Ms. Samoilova, whose doe-eyed, dark-haired screen presence drew comparisons to that of Audrey Hepburn, reached her acting pinnacle in the role of a young woman who loses her fiancé in World War II in Mikhail Kalatozov’s 1957 film “The Cranes Are Flying.” In 1958 it won the Palme d’Or at the Cannes Film Festival, and it remains the only Soviet or Russian film to have done so.
Soviet officials allowed Ms. Samoilova to attend the festival, where she received a special prize, but they did not let her work in the West.
In her later years, Ms. Samoilova spoke often of how bureaucrats had determined her fate. In a recent interview, published posthumously in 7 Days, a popular Russian television guide, she recalled the grand future envisioned for her by Pablo Picasso, whom she met during the Parisian leg of her Cannes trip.
“I remember,” she said, “this amazing person said to me: ‘Today you walk along the boulevard and no one knows you. But tomorrow you will be driving in a car through Hollywood.’ And his prediction almost came true! Already at the festival, Gérard Philipe gave me a watch as a gift and invited me to star in ‘Anna Karenina’ with him. Can you imagine how dazzled I was by the prospect? I thought: ‘Well, it’s begun!’ But my return to the U.S.S.R. brought me back down to earth.”

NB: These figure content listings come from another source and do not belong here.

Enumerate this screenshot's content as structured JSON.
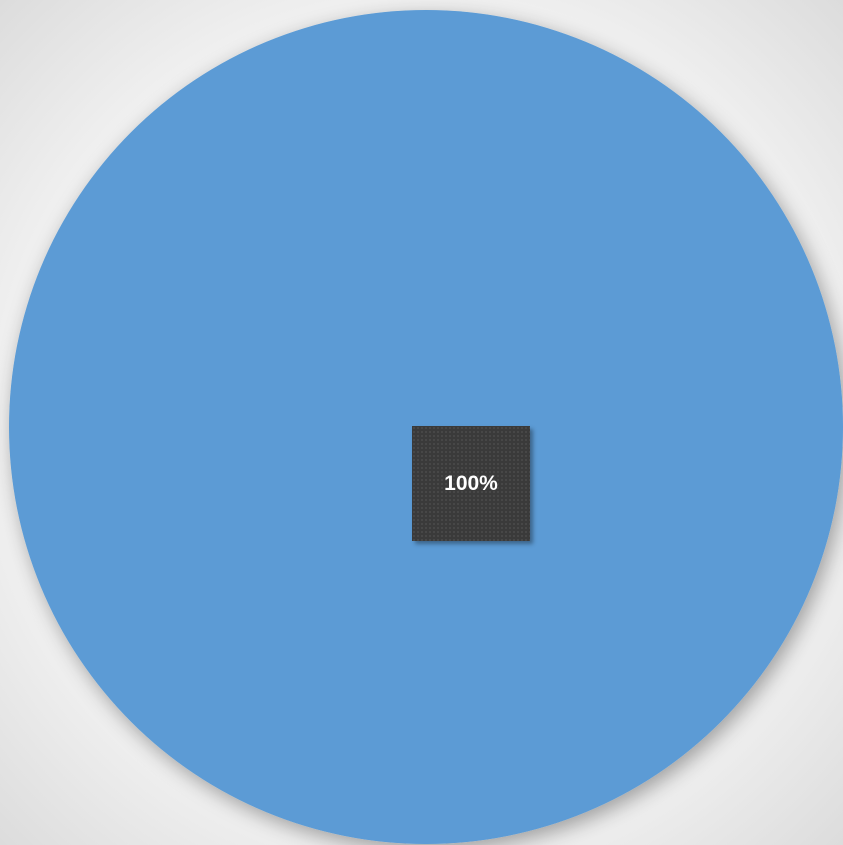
{
  "chart_data": {
    "type": "pie",
    "categories": [
      ""
    ],
    "values": [
      100
    ],
    "data_labels": [
      "100%"
    ],
    "colors": [
      "#5b9bd5"
    ],
    "label_box_color": "#3a3a3a",
    "legend": "none",
    "title": ""
  }
}
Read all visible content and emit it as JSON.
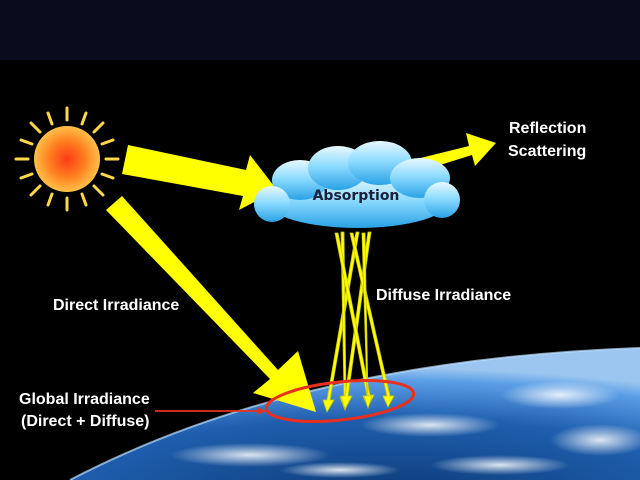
{
  "labels": {
    "reflection": "Reflection",
    "scattering": "Scattering",
    "absorption": "Absorption",
    "direct_irradiance": "Direct Irradiance",
    "diffuse_irradiance": "Diffuse Irradiance",
    "global_irradiance_line1": "Global Irradiance",
    "global_irradiance_line2": "(Direct + Diffuse)"
  },
  "colors": {
    "background": "#000000",
    "top_band": "#0a0b1d",
    "arrow_yellow": "#ffff00",
    "sun_orange": "#ff7a1a",
    "sun_ray": "#ffd84a",
    "cloud": "#5ec8f2",
    "highlight_ellipse": "#e8301e",
    "earth_blue": "#2d74c4"
  },
  "icons": {
    "sun": "sun-icon",
    "cloud": "cloud-icon",
    "earth": "earth-image"
  }
}
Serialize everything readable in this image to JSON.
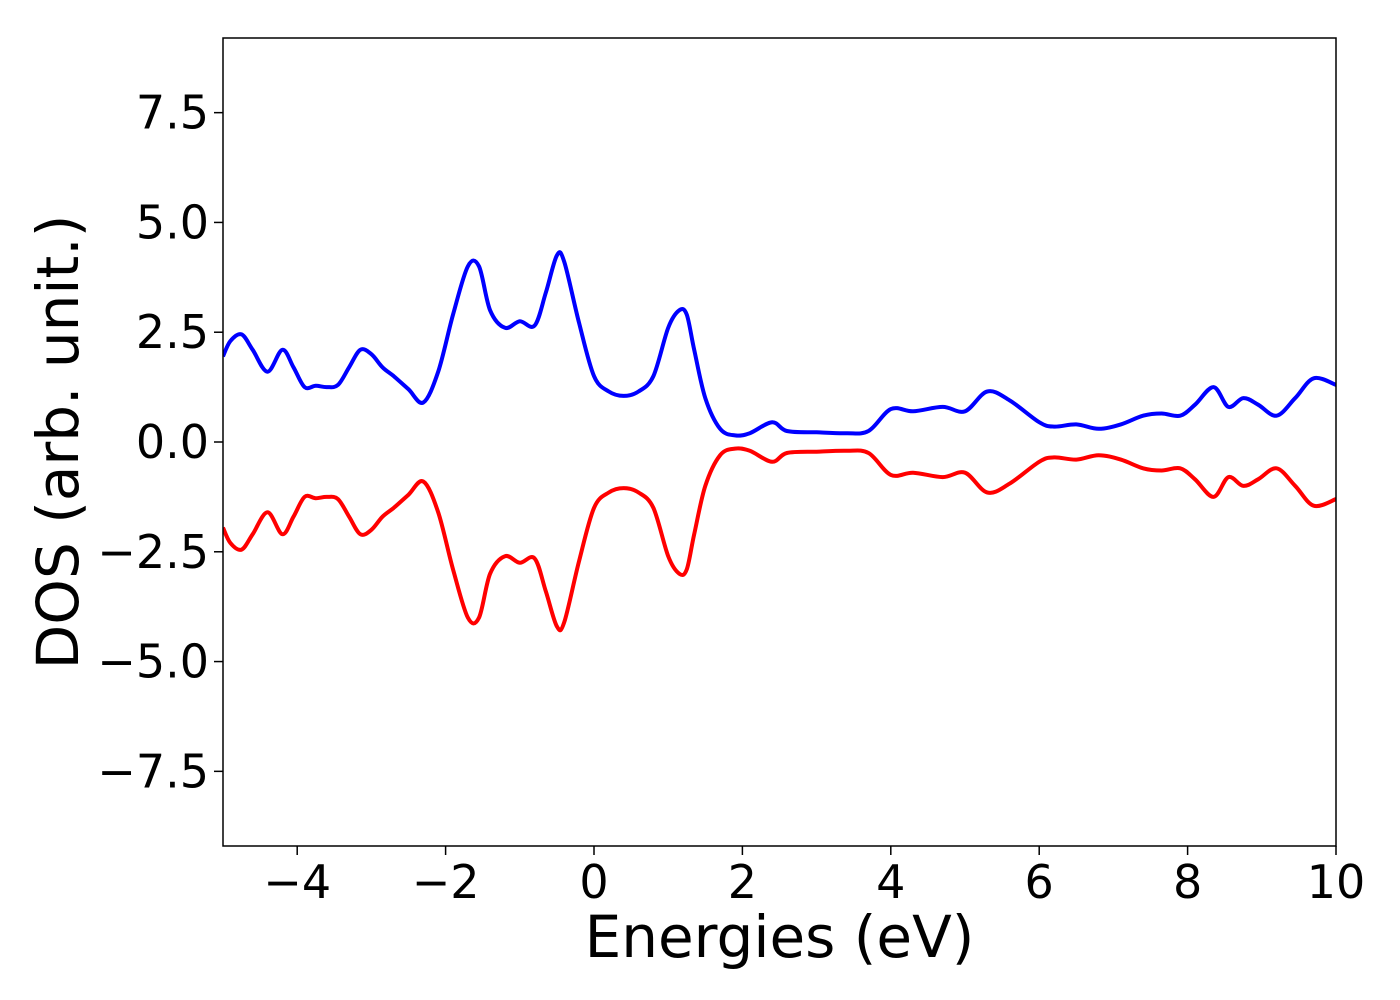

Studio officials said she could not appear in the film because she was still a student, and they warned her of Hollywood’s loose morals.
Ms. Samoilova went on to play Anna Karenina in a 1967 Soviet film adaptation of that Tolstoy novel, but first, instead of going to Hollywood, she was ordered to star in “Letter Never Sent,” also directed by Kalatozov, about four geologists whose search for diamonds in Siberia takes a tragic turn after they are caught in a forest fire.
Tatiana Yevgenyevna Samoilova was born in Leningrad on May 4, 1934. Her father, Yevgeny Samoilov, was a well-known stage and film actor. As a child, she moved to Moscow with her family and studied ballet there before focusing on acting.
For Ms. Samoilova, roles dried up in the 1980s. After 1991, she occasionally appeared in films and on television, including in a mini-series about Stalin’s Russia based on Vassily Aksyonov’s family saga “Generations of Winter.”
Ms. Samoilova was married four times. Besides her brother, she is survived by a son from her third marriage, Dmitri Samoilov, who lives in the United States, and a granddaughter.
 At her funeral on Wednesday, fellow actors, directors and other artists spoke of her artistic gift. But several also spoke of the difficult lives of elderly actors in Russia, including Ms. Samoilova, whose financial status did not reflect the acclaim and revenues they had earned for the Soviet state.
“It is shameful to speak of this at her coffin, but she didn’t have money,” said Iosif Kobzon, a singer who is a member of the Russian Parliament. “It’s shameful how cultural figures are treated.”